SESSION EXTRAORDINAIRE DE 2007

19 SEPTEMBRE 2007


Proposition de loi spéciale modifiant l'article 87 de la loi spéciale du 8 août 1980 de réformes institutionnelles, ainsi que l'article 79 de la loi spéciale du 12 janvier 1989 relative aux institutions bruxelloises, en vue d'accroître le rôle des assemblées parlementaires dans l'organisation de l'administration et des cabinets ministériels

(Déposée par Mme Isabelle Durant et M. Josy Dubié)


DÉVELOPPEMENTS


La présente proposition de loi spéciale reprend le texte d'une proposition qui a déjà été déposée au Sénat le 28 avril 2005 (doc. Sénat, nº 3-1151/1 — 2004/2005).

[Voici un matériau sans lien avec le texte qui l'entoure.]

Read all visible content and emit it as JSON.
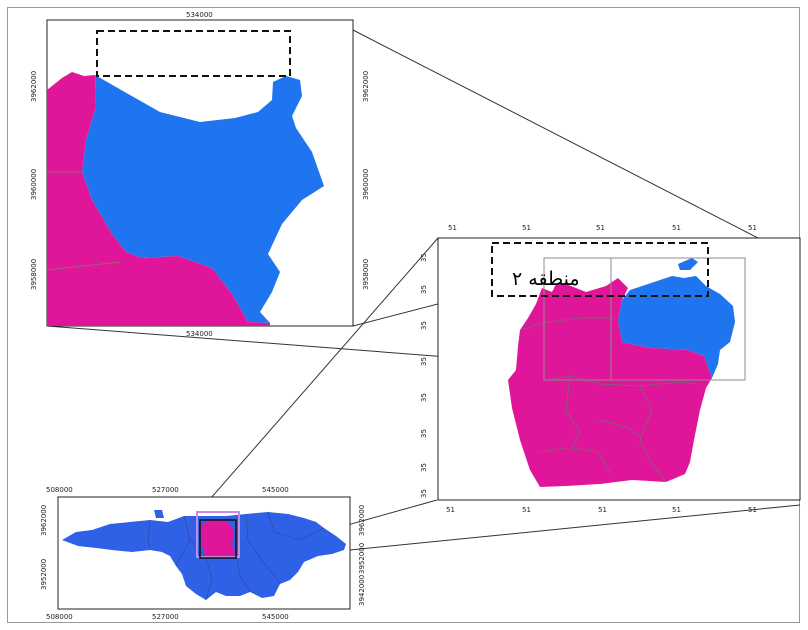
{
  "colors": {
    "region_2": "#e0169a",
    "neighbor": "#1f74ef",
    "city": "#2f61e6",
    "boundary": "#7a7a7a",
    "frame": "#222222"
  },
  "region_label": "منطقه ۲",
  "inset_top": {
    "top_ticks": [
      "534000"
    ],
    "bottom_ticks": [
      "534000"
    ],
    "left_ticks": [
      "3962000",
      "3960000",
      "3958000"
    ],
    "right_ticks": [
      "3962000",
      "3960000",
      "3958000"
    ]
  },
  "region_map": {
    "top_ticks": [
      "51",
      "51",
      "51",
      "51",
      "51"
    ],
    "bottom_ticks": [
      "51",
      "51",
      "51",
      "51",
      "51"
    ],
    "left_ticks": [
      "35",
      "35",
      "35",
      "35",
      "35",
      "35",
      "35",
      "35"
    ]
  },
  "city_map": {
    "top_ticks": [
      "508000",
      "527000",
      "545000"
    ],
    "bottom_ticks": [
      "508000",
      "527000",
      "545000"
    ],
    "left_ticks": [
      "3962000",
      "3952000"
    ],
    "right_ticks": [
      "3962000",
      "3952000",
      "3942000"
    ]
  }
}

La séparation des pouvoirs est un principe fondamental de la démocratie. Il en va particulièrement ainsi entre le pouvoir politique et le pouvoir judiciaire: l'indépendance de la justice est une condition première de l'État de droit. Cette séparation des pouvoirs implique cependant des mécanismes de contrôle et de contrepoids réciproques pour éviter les dérives: cet équilibre entre les pouvoirs est une seconde condition de l'État de droit. Check and balance, comme disent les Anglo-saxons. Mais notre démocratie implique aussi la primauté du pouvoir législatif, seul détenteur de la légitimité populaire. Le Parlement est dès lors la source première de l'autorité des deux autres pouvoirs et le lieu privilégié de leur contrôle.

À l'heure où le pouvoir exécutif est devenu le véritable moteur de la décision politique, il importe de raffermir la légitimité et l'équilibre démocratique en renforçant les pouvoirs du Parlement dans sa fonction de contrôle et de contrepoids par rapport au gouvernement. De récentes affaires, largement médiatisées, ont montré que le contrôle parlementaire devait être accru, par exemple sur les dépenses et les missions des cabinets ministériels. Une société démocratique et soucieuse d'une gestion transparente des finances publiques doit en effet exiger des cabinets des ministres un travail efficace, rigoureux, et basé sur une véritable coopération avec les administrations. Pour réinstaurer la confiance dans le fonctionnement des cabinets ministériels, un arrêté du gouvernement ne saurait plus suffire. Et encore moins un code de bonne conduite ou un simple règlement d'ordre intérieur.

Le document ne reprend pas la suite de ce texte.